Strona:Henryk Sienkiewicz-Ogniem i mieczem (1901) t.2.djvu/031

Ta strona została uwierzytelniona.

Słowo szlacheckie nie dym — a wy przecie szlachta, wy kniazie.
Watażka mówił głosem powolnym i uroczystym, ale w mowie jego drgała zarazem jakby groźba, zapowiadająca, że trzeba się zgodzić na wszystko, czego żądał.
Stara kniahini spojrzała na synów, ci na nią, i przez chwilę trwało milczenie. Nagle raróg siedzący na berle pod ścianą zakwilił, choć do świtu było jeszcze daleko; za nim ozwały się inne, wielki berkut zbudził się, strząsnął skrzydła i krakać począł.

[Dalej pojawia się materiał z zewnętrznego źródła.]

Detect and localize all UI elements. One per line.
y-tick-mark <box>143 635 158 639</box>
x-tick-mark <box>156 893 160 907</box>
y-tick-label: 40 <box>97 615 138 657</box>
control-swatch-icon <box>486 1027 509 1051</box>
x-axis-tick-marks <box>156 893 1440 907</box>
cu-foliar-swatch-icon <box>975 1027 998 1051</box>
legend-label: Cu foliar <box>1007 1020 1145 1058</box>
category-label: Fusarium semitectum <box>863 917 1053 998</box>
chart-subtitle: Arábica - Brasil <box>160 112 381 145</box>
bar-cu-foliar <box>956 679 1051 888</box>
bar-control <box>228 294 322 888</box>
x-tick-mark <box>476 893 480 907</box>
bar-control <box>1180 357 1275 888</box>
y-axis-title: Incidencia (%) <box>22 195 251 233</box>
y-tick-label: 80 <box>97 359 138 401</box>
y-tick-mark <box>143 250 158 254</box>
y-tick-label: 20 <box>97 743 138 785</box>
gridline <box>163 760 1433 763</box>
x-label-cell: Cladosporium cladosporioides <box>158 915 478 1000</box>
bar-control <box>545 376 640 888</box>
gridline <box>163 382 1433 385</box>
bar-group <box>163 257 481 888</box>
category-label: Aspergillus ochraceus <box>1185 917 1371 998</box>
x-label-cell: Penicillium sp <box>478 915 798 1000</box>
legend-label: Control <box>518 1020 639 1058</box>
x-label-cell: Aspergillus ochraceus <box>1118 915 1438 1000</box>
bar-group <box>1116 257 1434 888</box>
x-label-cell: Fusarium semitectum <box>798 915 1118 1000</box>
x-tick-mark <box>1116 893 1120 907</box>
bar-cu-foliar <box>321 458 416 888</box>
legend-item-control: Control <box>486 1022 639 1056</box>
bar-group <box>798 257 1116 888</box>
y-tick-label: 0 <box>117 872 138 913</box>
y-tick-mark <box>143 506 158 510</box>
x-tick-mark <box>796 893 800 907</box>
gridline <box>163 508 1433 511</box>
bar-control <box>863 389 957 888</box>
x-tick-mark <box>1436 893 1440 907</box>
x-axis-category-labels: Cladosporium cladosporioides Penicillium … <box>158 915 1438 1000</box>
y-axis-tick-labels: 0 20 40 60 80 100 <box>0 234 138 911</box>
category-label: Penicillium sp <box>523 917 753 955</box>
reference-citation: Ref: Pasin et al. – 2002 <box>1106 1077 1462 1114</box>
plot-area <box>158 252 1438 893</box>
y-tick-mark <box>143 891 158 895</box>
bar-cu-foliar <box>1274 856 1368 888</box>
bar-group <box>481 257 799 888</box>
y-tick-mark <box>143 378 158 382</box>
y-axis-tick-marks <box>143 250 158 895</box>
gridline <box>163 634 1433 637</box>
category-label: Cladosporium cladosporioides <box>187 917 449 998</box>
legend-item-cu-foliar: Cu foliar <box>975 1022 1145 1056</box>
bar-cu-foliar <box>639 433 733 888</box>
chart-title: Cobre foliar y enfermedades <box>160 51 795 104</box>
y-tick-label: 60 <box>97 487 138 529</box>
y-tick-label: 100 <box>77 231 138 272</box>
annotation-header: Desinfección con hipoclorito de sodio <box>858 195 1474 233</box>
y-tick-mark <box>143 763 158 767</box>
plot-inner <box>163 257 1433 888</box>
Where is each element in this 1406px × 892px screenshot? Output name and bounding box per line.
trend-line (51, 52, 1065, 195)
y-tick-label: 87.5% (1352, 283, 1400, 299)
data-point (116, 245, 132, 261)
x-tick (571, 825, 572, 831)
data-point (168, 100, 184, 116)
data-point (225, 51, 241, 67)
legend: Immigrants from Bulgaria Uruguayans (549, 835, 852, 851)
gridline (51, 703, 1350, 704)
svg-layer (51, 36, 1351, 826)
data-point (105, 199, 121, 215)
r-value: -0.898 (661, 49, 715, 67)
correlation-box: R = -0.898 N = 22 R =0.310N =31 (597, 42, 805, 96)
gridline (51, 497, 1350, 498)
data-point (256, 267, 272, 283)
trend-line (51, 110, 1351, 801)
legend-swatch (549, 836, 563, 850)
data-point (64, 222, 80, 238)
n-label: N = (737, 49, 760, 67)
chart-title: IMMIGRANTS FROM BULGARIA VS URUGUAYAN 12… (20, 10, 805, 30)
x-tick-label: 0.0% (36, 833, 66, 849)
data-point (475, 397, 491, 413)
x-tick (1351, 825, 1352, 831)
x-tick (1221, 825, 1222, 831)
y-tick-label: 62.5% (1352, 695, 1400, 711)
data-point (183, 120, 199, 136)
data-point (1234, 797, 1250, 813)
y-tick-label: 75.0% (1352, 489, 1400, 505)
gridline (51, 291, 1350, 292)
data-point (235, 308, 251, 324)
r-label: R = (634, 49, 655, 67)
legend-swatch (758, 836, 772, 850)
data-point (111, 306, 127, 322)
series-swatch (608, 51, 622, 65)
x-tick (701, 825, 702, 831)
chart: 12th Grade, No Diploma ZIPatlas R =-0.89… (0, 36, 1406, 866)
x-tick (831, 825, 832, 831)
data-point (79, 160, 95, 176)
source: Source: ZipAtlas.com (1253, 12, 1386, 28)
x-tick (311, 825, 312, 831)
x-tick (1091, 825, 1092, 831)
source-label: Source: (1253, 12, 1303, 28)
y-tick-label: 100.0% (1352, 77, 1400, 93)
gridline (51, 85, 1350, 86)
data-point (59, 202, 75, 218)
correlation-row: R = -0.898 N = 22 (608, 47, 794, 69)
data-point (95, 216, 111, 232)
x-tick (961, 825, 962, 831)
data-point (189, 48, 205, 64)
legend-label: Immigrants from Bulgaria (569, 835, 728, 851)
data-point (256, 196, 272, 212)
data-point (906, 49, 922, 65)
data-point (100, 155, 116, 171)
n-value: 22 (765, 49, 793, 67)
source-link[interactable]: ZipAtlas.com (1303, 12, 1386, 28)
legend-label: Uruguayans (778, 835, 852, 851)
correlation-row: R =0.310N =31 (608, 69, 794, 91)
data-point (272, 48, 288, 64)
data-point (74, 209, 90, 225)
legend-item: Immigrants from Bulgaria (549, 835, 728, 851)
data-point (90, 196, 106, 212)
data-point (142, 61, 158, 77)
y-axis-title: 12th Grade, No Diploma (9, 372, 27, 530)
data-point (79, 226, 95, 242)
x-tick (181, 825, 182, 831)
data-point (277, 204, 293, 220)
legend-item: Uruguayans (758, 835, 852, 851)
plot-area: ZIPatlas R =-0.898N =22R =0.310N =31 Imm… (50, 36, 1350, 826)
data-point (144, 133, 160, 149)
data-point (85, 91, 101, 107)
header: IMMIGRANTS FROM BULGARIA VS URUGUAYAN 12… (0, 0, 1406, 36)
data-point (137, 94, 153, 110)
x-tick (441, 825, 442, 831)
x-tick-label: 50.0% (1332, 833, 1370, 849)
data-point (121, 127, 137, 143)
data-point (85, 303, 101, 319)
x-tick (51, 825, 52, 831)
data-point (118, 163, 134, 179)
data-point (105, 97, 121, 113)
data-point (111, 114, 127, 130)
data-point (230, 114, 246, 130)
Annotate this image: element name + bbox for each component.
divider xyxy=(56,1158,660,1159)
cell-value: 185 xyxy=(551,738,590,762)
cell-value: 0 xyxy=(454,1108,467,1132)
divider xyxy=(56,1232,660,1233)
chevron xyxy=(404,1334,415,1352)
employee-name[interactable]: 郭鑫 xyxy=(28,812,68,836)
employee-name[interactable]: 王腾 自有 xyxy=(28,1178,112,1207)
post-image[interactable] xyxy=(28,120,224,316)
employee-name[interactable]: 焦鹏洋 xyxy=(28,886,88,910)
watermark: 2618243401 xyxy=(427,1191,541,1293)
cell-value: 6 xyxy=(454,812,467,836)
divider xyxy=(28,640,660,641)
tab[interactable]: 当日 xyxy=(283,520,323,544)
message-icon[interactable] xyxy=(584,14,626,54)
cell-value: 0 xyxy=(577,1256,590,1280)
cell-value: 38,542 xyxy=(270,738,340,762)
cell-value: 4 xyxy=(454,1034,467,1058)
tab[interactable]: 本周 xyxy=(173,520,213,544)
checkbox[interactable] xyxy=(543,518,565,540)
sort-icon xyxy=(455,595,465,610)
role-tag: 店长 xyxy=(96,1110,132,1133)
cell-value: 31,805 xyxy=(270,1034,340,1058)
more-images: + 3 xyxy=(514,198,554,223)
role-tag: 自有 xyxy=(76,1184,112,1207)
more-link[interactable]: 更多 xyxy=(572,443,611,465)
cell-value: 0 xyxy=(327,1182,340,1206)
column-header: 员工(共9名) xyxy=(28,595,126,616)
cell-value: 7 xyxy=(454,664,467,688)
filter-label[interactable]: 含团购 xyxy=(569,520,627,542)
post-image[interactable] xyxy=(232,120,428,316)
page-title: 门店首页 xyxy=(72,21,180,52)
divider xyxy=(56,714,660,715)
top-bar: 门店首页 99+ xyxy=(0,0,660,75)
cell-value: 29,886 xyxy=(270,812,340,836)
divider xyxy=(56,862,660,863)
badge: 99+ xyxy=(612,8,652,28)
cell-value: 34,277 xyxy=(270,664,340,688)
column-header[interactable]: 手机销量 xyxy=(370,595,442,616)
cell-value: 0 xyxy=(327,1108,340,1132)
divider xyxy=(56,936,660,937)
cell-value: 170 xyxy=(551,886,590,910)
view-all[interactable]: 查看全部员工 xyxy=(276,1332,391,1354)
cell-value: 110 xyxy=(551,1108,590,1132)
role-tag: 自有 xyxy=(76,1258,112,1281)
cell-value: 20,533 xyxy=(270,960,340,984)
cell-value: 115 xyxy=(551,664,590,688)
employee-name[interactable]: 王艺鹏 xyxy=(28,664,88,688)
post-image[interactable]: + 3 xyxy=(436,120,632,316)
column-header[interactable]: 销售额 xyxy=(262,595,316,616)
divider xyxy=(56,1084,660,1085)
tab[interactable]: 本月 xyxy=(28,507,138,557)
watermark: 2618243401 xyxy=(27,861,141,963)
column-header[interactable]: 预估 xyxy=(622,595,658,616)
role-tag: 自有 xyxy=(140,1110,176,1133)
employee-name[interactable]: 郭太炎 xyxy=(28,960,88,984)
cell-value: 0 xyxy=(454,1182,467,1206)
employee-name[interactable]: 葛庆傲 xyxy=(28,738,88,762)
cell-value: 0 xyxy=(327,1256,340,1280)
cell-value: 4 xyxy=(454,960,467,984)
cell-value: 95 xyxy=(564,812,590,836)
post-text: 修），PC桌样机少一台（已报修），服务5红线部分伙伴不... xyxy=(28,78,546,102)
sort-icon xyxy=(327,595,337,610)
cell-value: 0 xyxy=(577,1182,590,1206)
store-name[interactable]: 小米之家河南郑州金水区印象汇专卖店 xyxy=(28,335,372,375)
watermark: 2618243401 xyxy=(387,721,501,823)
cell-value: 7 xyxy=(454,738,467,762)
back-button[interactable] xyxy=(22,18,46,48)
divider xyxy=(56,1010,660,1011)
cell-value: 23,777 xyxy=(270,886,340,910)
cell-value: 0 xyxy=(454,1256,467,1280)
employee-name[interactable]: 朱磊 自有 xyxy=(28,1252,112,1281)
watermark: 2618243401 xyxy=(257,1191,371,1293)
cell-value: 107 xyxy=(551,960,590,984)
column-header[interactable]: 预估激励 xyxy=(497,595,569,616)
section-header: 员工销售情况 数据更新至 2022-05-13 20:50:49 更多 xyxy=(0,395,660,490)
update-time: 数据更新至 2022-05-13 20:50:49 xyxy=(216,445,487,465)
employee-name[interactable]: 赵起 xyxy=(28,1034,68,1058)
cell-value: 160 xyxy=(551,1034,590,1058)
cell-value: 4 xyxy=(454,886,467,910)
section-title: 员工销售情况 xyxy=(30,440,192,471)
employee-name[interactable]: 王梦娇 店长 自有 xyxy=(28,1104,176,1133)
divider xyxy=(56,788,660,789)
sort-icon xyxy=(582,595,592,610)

Łuczywo palące się w grzebach przygasło. W izbie zrobiło się ciemnawo i ponuro.
— Mikołaj, popraw ogień — rzekła kniahini.
Młody kniaź dorzucił łuczywa.
— Cóż, przyrzekacie? — pytał Bohun.
— Musimy Heleny spytać.
— Niech ona mówi za siebie, wy za siebie: przyrzekacie?
— Przyrzekamy — rzekła kniahini.
— Przyrzekamy — powtórzyli kniaziowie.
Bohun wstał nagłe i zwróciwszy się do Zagłoby, rzekł donośnym głosem:
— Mości Zagłobo! Pokłoń się i ty o dziewkę, może i tobie przyrzekną.
— Co ty, kozacze, upił się!? — zawołała kniahini.
Bohun, zamiast odpowiedzi, wydobył list Skrzetuskiego i zwróciwszy się do Zagłoby, rzekł:
— Czytaj.
Zagłoba wziął list i począł go czytać wśród głuchego milczenia.
Gdy skończył, Bohun skrzyżował ręce na piersiach.
— Komu tedy dziewkę dajecie? — spytał.